******************
Analyzing the Data
******************


Setting Up Detector Channels
============================

After importing the data, the User will likely want to store detector
channel values for the Experimental Run. This avoids having to remember
them every time the User would like to go back and analyze a specific
dataset. To begin, run the following

.. code:: python
    
    %load_ext autoreload
    %autoreload 2
    %matplotlib qt

    from sxdm import *

    file='/path/to/file.h5'
    
    # Display a preset detector channel input that the User can copy
    disp_det_chan(file)


    # Example Output

    detector_scan = {
        'Main_Scan': 2,
        }
    
    filenumber = 2
    
    fluor = {
        'Cu': 2,
        'Fe': 2,
        'Zn': 2,
        'O': 2,
        }
    
    hybrid_x = 2
    
    hybrid_y = 2
    
    mis = {
        '2Theta': 2,
        'Relative_r_To_Detector': 2,
        'Storage_Ring_Current': 2,
        }
    
    roi = {
        'ROI_1': 2,
        'ROI_2': 2,
        'ROI_3': 2,
        }
    
    sample_theta = 2

If detector channels have not been previously set default values will present themselves. Change all values according
to your experimental setup.

.. note::
    All dictionary entries are in the form of 'Detector Name': detector number. Example above says the Cu flourescence
    detector channel was 2. The Fe flourescence detector channel was also 2. Etc. All dictionary entries, reguardless
    of what they are for, should have different detector channel numbers.
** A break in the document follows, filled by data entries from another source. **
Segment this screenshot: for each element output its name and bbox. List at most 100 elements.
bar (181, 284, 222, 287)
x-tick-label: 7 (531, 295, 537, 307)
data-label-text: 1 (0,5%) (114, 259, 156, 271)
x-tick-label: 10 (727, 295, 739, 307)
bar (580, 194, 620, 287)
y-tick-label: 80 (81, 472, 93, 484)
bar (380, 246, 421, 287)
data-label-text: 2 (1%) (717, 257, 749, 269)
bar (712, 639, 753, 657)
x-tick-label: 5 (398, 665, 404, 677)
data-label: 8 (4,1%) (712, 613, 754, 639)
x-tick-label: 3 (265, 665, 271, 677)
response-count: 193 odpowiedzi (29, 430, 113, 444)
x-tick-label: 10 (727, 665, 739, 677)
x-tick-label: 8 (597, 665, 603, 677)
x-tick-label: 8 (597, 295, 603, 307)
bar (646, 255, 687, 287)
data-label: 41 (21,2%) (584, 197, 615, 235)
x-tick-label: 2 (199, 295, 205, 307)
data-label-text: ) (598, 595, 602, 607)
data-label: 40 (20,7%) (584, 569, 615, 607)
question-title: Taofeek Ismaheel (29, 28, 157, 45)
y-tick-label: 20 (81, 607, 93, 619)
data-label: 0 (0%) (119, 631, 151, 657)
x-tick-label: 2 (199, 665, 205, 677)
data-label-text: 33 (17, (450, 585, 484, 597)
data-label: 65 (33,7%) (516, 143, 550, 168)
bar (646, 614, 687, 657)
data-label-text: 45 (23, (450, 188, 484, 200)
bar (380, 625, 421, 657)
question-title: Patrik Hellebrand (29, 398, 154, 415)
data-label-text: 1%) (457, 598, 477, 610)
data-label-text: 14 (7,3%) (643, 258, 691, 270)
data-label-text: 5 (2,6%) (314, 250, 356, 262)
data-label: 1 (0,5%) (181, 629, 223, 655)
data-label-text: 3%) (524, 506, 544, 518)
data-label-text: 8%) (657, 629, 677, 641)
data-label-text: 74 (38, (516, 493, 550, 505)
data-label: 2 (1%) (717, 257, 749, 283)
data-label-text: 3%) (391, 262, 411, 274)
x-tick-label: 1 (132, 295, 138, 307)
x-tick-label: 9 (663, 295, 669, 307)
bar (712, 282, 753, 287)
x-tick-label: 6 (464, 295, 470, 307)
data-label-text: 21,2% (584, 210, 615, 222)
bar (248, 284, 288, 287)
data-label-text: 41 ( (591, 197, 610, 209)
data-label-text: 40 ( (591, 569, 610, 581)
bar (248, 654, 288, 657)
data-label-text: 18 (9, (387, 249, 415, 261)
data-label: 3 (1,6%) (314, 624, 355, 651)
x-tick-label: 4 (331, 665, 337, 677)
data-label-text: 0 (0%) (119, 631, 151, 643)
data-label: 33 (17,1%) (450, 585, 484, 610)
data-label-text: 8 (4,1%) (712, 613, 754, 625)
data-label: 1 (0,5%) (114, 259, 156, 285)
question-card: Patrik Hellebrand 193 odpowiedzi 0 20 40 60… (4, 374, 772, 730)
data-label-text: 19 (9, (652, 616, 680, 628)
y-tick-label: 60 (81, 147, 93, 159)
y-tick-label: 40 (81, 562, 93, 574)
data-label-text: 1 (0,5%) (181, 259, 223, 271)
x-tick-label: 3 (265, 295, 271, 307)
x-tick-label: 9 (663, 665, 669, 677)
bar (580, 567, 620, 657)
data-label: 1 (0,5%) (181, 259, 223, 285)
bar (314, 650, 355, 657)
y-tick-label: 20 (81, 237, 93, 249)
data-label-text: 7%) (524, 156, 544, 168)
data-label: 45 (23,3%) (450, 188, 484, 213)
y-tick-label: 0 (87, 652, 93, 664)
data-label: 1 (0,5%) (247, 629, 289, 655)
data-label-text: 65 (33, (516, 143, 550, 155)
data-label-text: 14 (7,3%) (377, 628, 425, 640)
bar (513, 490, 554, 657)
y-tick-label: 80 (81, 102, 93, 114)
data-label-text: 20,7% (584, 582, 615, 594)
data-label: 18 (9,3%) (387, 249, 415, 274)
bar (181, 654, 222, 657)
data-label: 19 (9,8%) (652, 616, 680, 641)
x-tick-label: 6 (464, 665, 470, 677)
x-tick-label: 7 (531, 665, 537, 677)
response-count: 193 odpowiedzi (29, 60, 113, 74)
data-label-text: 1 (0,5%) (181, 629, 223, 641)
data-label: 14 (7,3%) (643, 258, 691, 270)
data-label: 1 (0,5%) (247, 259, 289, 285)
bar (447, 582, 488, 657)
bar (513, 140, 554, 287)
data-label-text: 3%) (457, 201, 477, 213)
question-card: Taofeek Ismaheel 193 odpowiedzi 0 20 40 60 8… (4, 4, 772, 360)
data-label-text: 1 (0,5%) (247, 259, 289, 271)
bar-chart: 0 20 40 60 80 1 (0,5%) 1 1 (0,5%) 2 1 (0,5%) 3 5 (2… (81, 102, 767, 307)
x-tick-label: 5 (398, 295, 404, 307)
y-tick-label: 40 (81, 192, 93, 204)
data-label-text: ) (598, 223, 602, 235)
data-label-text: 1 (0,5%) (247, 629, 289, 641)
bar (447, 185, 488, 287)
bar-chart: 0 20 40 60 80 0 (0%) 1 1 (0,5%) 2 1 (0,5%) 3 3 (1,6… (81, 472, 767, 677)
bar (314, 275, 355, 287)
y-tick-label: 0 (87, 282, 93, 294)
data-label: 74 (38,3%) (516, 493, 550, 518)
``fluor`` (dic) The User can place as many Fluorescence dictionary entries as they would like. Except there must be at
least 1. Entries can be named however the User would like.

``roi`` (dic) The User can place as many Region of Interest dictionary entries as they would like.
Except there must be at least 1. Entries can be named however the User would like.

``detector_scan`` (dic) Main_Scan must be the first and only dictionary entry. This corresponds to the scan where the
User rocked the detector. This will be used to determine the x and y angle values.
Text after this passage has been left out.